While it is extremely well-known and worked wonders, the most important thing about this slogan is actually how it was updated in 2020. Sin City originally wanted to advertise that people could expect a degree of secrecy for whatever escapades attracted them to the place. Gambling and dance revues had and still have a degree of societal disapproval and Las Vegas was smart to own it rather than try to hide it.
But in 2020 it became apparent that Las Vegas wanted to change its image to a more family-friendly one. Their new slogan is “What Happens Here, Only Happens Here.” It’s a nice acknowledgment of the legacy slogan but allows for an appeal to a wider audience.
16. Chick-Fil-A: “Eat Mor Chikin”
The slogan itself is so direct it would be almost insulting without the accompanying cows and their trademark inability to write correctly. It’s a great campaign idea that highlights the most unique aspect of the brand: they don’t sell beef. Taken as a whole, this is one of the most creative slogans and campaign pairings ever made.
17. Airbnb: “Belong Anywhere”
When Airbnb first started, its purpose was to give people the ability to stay with locals. They offered this as an option directly opposed to hotels. But when the brand realized that people were actually renting apartments and houses without necessarily being present, they changed to this slogan. It still gives an image of a comfortable home wherever you travel, which is exactly what a service like Airbnb wants to promote.
18. L’OREAL: “Because You’re Worth It”
There’s no better way to promote brands with a luxury characteristic than to tell people that it would just be well-earned opulence. For many women in the early 70s, spending more money on makeup was out of the question. But L’OREAL was able to convince them that they should because the results were superior to using products from the competition.
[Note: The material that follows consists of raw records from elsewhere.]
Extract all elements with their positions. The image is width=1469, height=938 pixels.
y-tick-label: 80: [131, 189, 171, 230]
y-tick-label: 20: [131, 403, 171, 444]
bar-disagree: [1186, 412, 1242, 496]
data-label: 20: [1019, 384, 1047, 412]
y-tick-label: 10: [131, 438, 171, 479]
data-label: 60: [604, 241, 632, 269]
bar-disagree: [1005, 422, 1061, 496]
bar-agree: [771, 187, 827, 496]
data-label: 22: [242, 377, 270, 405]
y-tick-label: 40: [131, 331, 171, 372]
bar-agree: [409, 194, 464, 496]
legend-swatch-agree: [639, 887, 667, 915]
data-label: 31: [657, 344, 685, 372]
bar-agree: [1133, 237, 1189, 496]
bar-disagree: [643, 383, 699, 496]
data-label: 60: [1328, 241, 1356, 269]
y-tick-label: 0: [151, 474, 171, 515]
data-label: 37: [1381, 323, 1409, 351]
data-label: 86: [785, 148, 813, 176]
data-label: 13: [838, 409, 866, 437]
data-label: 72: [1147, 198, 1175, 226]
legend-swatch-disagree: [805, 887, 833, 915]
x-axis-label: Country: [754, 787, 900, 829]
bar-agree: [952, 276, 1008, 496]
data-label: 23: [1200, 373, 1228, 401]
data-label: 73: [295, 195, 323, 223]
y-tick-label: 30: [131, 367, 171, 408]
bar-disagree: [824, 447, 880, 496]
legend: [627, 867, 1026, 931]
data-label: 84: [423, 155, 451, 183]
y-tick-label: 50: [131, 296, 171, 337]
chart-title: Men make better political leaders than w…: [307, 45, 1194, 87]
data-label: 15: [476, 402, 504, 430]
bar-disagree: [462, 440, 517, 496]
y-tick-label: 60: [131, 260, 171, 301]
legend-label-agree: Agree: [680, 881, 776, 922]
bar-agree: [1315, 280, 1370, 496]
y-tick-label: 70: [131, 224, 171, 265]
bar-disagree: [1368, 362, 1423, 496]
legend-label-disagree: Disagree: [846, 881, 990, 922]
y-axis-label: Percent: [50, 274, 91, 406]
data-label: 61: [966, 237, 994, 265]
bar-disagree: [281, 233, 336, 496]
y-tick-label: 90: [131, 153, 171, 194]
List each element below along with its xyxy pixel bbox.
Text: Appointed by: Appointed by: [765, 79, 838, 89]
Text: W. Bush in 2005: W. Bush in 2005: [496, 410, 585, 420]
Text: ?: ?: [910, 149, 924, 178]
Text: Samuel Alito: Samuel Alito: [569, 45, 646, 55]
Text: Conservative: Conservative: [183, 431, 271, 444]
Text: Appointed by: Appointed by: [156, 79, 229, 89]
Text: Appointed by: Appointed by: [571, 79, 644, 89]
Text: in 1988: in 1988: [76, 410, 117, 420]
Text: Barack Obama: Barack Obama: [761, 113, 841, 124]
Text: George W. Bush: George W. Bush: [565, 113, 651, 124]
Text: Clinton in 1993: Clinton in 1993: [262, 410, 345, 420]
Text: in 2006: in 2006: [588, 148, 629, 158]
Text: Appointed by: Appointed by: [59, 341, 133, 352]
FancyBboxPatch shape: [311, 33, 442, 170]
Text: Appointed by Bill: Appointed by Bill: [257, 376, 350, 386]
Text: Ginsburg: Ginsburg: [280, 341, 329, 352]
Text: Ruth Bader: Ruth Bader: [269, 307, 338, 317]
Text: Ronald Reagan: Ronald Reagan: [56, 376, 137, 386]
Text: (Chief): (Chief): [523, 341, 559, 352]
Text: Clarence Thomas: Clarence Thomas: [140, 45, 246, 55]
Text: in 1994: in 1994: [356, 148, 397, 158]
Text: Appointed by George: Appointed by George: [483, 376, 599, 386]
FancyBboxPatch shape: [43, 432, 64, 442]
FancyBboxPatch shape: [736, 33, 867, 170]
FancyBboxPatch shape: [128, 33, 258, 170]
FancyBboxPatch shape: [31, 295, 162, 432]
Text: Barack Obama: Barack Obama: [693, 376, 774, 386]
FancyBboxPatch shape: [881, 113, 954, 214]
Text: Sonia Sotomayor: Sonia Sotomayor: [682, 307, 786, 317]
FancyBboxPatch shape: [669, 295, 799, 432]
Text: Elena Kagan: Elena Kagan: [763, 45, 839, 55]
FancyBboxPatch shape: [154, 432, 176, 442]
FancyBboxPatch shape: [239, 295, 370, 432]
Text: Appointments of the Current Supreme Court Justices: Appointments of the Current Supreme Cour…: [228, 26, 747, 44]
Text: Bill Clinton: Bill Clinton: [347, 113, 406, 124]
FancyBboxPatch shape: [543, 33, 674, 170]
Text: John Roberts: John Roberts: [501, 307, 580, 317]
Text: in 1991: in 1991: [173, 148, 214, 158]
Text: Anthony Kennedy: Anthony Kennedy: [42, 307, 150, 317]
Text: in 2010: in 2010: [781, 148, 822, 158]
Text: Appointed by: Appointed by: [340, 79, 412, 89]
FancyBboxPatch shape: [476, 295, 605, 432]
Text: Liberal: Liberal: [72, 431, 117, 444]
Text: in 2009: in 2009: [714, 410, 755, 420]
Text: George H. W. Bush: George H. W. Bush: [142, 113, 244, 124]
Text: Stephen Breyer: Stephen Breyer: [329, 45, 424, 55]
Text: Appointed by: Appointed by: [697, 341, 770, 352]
When they wanted to promote a line of L’OREAL Kids Shampoo, the company wisely went with the slightly altered slogan “Because We’re Worth It, Too.” This was particularly effective for the youth of 1971 who had begun having their own kids around the time of this updated slogan in the 1990s.
19. Pokemon: “Gotta Catch ‘Em All!”
Anyone who played this world-famous game when it first started can appreciate the challenge in its slogan. If you had to sum up the entire point of the game as succinctly as possible, this slogan is exactly how you would do it. Plus, it’s short enough to fit into the theme song of the television show.
20. Energizer: “It Keeps Going, and Going, and Going…”
Perhaps it was the repetition that made this slogan so effective. It arguably works better for television and radio than for print, but pair it with an illustrative mascot like the pink Energizer bunny and you’re in business.
Like many of the other effective slogan examples in this list, this one is straight to the point and clearly demonstrates what the public should know about this brand. They’re batteries and they last a long time, just like you want them to.
The key to success with creative slogans and branding taglines could be brevity and it could be wit. But as you can see from the slogan examples in this guide, there’s something beyond these factors that makes for a highly memorable and effective slogan.
Understand the product and demonstrate what about it should appeal to the people who might see it in the store later. Tie the brand in with an emotion that people are familiar with and you’ll create the conditions for them to recall it later even if they can’t remember the exact words of the slogan itself.
Next time you’re having trouble thinking of a strong slogan, read through the examples in this guide for some inspiration. Pair it with a strong marketing campaign and you’ll be able to build brand loyalty and drive people to the product in droves.